Presumo que na altura não tinha sido tão eloquente, mas a ideia exposta deve ter sido mais ou menos esta.

Como todos os namoros de adolescência, aquele durou pouco. Acabaram por ir cada um para o seu lado, acho que nem duas semanas depois, ele arranjou outra, que também não durou e dois ou três meses mais tarde lá estávamos nós em mais uma das nossas conversas...

Pelo que viemos a saber, ela não andava a traí-lo com outro... era com outra.

Eu espanto-me como é que me lembro destas merdas com tal pormenor só de olhar para um livro, mas não me consigo lembrar o que é que comi ontem ao pequeno almoço!

sábado, 18 de dezembro de 2010

Filmes de Sábado à noite - Grown Ups

®Columbia PicturesSeguindo o que eu digo no Jonah Hex, de que nem tido tem que ser grandes produções, trago-vos Grown Ups, o último de Adam Sandler.

É uma históriazinha agradável, previsível, cheia de clichés, com piadinhas simples, sem grande enredo, com uma ou outra gargalhada mais forte.

É muito giro. Vê-se bem, agrada. Acaba tudo mais ou menos da mesma maneira que começa, sem fim do mundo, sem grandes revelações, sem robôs gigantes, sem ET's, sem paranormal, sem vampiros.

É em tudo uma comédia leve, com situações que todos nós conseguimos nos relacionar a um ponto ou outro, que nos faz lembrar um fim-de-semana com o nosso próprio grupo de amigos.

É exactamente deste tipo de filme que nós precisamos.

O mundo já tem desgraças desastres e destruição bastante...

Santa Hollywood! Traz-nos comédia para nos esquecer-mos da merda do dia-a-dia!

sábado, 11 de dezembro de 2010

Filmes de Sábado à noite - Salt

®Columbia PicturesDe acordo com a Wikipedia, esta história foi originalmente escrita para o Tom Cruise.

Posto isto só tenho a dizer que AINDA BEM que eles mudaram de ideias.

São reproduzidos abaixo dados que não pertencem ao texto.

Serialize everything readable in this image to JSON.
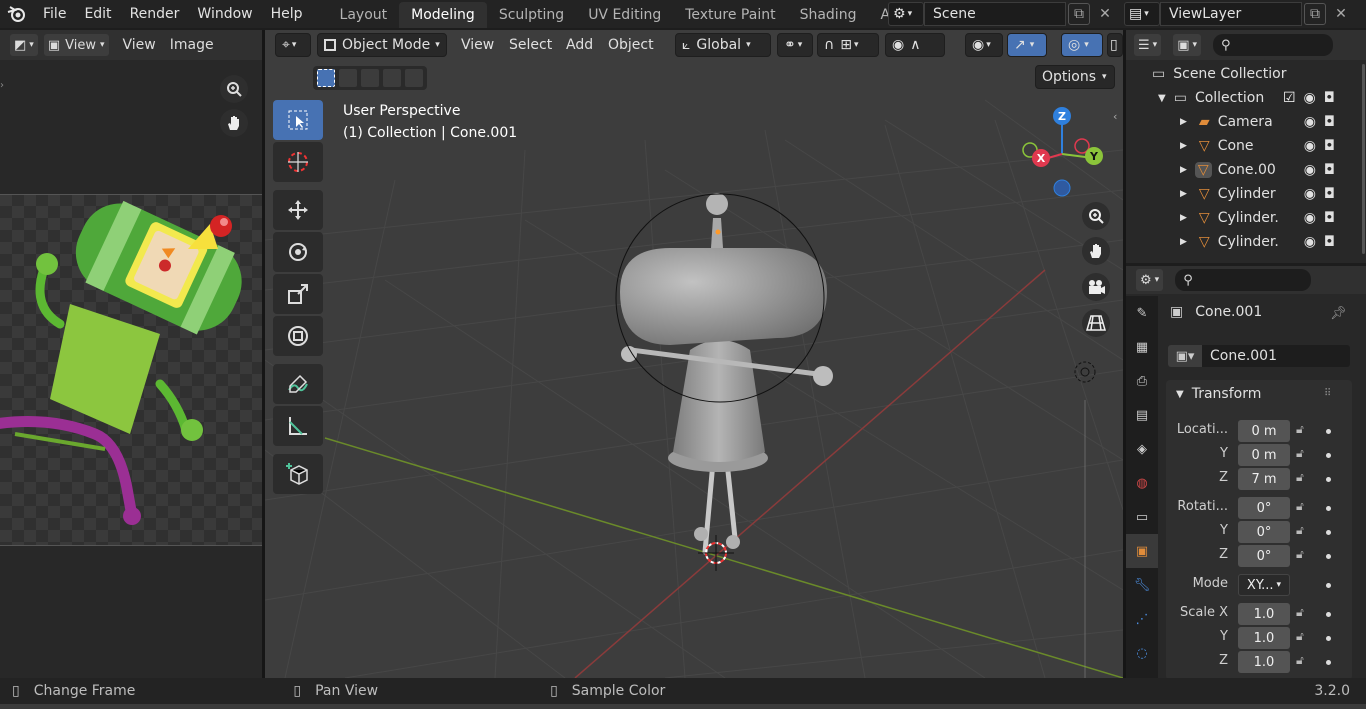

Com Angelina Jolie o filme consegue o que com Cruise nunca mais ia conseguir... até meio do filme ficamos sem saber se a gaja afinal é ou não é um sleeper e não sabemos se devíamos ou não estar a torcer por ela...

Não se trata de uma lição de moral, como todos os outros filmes de sleepers que andam aí, de coitadinhos de nós americanos que estamos a ser atacados pelos russos, não se trata da luta entre o que ela realmente quer e as ordens que tem de cumprir, trata-se de tiros... e bombas... e socos nas trombas.

É um filme de acção puro e duro, em que o bom mata os maus, sem interessarem bandeiras nem partidos.

Achei piada o facto que o herói NÃO fica com a gaja, ou neste caso a heróia com o gajo, acaba logo com um dos clichés deste tipo de filme e despreocupa a treta romântica que nestes filmes parece sempre martelado.

Diverte e merece ser visto.

sábado, 4 de dezembro de 2010

Filmes de Sábado à noite - Jonah Hex

®Warner BrothersQuando a pergunta é "Quem se lembra do Jonah Hex?" a resposta só pode ser "Ninguém" ou então "O meu avô".

Este herói de série B da DC teve uma revista bem sucedida nos anos 70 e uma mais-ou-menos-mas-se-calhar-nem-tanto de 2005 ao presente, que tanto quanto eu consigo perceber nem tem tradução portuguesa.

Mas quase consegue. O filmezinho deve o sucesso que venha a ter aos dois actores principais, o Josh Brolin e o John Malkovich, que fazem um trabalho decente nos seus papéis.

Não é trabalho para Oscar, não vai bater recordes de bilheteira nem vai estar nos tops dos críticos.

Mas é um filme giro. Um balde de pipocas e uma tarde de Domingo sem nada pra fazer, é um filme que se vê bastante bem.

Ponto mau, a Megan Fox. Absolutamente desnecessária, aputalharam completamente a personagem só para encaixar na visão que o mundo tem da actriz. Não fazia falta nenhuma e embora se consiga perceber que tem que haver uma gaja (porque o herói fica sempre com a gaja) não precisava ser assim.

Portanto fica a nota. À falta de melhor, engole-se.

O que os grandes de Hollywood se esquecem é que nem todos os filmes tem que ser obrigatoriamente grandes produções, nem todos os filmes tem de ser o novo Senhor dos Anéis, nem todos tem que ter um orçamento maior que um país de terceiro mundo nem lucros maiores que o PIB da Alemanha...

É um filme giro, é uma hora bem passada e no geral até é bastante aceitável.